I realized this morning that I have become an oxymoron, a contradiction in terms when it comes to which voices I look forward to hearing preach and teach each week.
For the record, an ageist is someone who is “Unfairly discriminatory against someone based on their age,” and while this usually is applied as working against the elderly, I suppose that reverse ageism is also popular.
Also for the record, I’ve reached an age where, when it comes to Bible teachers and authors I should be resonating more with the “men in suits” crowd. But I don’t. I gravitate toward younger communicators. John Mark Comer recently introduced me to Tyler Staton, and as an egalitarian, I will always tune in if Danielle Strickland or Tara Beth Leach is teaching.
I get what it’s like to be on the opposite side of this issue. A local church where we spent many years buys into the philosophy of, “Never put someone older 40 on the platform or picture older people on your website.” At least, they buy into it theoretically (and selectively) but both their own leadership and congregation is aging as well. Another local church member commented that he has a hard time picturing his church bringing back many of the younger families they had, because the Sunday morning services are planned and shaped by an older mindset.
And yet a third local church has now encountered a pastoral vacancy. In my heart, I keep hoping they can snag someone mid-to-late 30s. It would be a breath of fresh air. But then I ask myself why someone that age would want to move to the small town we’ve called home for the past several decades.
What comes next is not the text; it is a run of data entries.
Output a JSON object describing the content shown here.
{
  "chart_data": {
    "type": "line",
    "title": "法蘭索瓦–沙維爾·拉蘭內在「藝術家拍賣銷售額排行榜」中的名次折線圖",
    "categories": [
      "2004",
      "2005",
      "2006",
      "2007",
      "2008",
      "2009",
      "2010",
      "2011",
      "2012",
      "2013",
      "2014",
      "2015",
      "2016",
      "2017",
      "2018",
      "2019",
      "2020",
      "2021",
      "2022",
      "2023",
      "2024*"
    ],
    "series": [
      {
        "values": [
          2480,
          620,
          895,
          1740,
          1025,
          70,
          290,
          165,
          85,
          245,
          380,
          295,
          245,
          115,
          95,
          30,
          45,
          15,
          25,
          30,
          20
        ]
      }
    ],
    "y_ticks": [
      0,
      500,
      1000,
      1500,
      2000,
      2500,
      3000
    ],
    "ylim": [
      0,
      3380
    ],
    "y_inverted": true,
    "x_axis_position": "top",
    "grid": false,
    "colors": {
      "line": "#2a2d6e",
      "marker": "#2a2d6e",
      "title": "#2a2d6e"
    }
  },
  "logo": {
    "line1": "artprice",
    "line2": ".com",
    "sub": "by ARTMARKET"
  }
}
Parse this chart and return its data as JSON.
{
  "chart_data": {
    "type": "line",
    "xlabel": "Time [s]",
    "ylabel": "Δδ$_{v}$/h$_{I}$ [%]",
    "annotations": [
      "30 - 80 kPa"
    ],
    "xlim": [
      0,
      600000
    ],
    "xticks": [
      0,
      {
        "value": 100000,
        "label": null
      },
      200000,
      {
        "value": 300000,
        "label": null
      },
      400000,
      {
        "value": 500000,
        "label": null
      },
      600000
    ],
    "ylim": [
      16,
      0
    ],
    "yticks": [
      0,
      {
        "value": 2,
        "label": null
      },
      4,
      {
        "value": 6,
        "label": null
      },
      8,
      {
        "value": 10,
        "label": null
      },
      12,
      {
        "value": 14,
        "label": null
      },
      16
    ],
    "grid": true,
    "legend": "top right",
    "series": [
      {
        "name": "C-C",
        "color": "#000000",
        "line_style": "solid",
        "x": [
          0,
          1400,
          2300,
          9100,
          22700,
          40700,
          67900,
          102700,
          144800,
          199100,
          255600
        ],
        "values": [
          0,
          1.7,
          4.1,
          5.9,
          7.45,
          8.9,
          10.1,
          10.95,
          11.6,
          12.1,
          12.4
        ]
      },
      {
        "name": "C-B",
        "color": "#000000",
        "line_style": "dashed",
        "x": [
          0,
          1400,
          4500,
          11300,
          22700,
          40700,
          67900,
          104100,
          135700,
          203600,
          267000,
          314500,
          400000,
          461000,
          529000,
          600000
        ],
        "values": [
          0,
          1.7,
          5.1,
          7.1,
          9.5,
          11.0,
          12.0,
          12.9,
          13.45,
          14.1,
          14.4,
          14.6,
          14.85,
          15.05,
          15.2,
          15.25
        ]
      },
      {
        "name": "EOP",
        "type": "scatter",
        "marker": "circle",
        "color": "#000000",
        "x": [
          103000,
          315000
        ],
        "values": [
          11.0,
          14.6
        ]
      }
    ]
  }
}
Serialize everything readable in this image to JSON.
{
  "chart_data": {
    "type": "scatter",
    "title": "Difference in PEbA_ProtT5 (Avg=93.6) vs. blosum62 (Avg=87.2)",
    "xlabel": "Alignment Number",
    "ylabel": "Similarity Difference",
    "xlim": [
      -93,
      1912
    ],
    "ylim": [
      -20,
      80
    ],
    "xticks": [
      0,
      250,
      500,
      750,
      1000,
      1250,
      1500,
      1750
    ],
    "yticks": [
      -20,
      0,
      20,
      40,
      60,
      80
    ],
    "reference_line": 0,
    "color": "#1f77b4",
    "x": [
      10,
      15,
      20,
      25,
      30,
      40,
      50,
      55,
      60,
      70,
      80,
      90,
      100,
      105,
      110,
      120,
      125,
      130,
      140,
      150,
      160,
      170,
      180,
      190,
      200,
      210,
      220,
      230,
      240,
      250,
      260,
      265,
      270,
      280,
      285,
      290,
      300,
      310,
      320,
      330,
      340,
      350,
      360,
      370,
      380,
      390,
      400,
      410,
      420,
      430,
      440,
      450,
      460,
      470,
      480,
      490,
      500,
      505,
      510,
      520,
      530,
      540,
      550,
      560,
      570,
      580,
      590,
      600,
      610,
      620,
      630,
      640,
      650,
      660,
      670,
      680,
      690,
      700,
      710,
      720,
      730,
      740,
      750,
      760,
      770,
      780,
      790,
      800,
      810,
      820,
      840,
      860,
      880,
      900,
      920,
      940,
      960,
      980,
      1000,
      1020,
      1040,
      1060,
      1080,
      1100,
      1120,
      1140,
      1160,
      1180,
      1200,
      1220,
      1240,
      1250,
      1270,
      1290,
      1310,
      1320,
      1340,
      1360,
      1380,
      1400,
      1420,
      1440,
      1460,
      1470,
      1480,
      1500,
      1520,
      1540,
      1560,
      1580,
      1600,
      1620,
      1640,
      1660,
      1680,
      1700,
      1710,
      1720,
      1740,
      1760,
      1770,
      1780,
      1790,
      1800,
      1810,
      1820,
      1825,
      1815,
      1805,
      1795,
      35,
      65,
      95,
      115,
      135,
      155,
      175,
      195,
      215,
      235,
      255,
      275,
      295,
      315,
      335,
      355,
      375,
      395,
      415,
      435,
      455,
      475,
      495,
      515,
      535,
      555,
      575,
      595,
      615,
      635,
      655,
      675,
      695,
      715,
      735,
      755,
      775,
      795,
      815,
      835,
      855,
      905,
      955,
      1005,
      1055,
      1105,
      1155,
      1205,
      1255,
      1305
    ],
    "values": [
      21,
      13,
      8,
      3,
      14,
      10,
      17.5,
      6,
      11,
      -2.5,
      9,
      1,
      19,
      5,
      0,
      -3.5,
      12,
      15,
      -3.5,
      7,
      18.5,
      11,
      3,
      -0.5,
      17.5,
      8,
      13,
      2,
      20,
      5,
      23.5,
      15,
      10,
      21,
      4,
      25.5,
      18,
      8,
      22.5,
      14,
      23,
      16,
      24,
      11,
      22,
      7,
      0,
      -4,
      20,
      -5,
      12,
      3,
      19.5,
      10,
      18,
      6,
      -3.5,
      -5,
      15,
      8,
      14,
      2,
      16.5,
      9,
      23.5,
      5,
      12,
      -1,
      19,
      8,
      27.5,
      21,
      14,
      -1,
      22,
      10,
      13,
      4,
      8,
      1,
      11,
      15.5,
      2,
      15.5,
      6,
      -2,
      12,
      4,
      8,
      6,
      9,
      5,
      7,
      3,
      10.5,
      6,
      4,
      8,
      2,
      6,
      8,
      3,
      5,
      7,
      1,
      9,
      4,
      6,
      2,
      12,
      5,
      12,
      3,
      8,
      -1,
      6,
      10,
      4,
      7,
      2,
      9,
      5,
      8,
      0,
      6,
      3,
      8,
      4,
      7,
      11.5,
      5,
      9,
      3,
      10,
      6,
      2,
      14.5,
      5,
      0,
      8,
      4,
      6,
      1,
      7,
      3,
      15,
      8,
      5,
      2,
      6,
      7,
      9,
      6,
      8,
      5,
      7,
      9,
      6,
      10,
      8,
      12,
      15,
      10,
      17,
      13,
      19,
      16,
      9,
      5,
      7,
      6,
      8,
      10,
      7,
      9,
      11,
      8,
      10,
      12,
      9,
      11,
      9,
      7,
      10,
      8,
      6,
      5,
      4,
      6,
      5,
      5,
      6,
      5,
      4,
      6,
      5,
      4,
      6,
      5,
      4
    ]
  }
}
True, we’re an hour from Toronto, but I know that many younger leaders want to stay close to the city and all the networking and potential it appears to offer.
So I am an anomaly; some type of reverse-ageist. But I’m not alone. I remember being a much younger person in churches in Toronto where the teens and twenty-somethings would grab all the front seats and the older individuals and couples would sit further back cheering them on. Okay, not literally cheering; maybe praying is more accurate. It was good to see. These churches had an enviable demographic for preachers.
If your church happens to have a younger teaching pastor, or lead pastor, you need to cheer them on.
I think the Bible’s word for that is encouragement.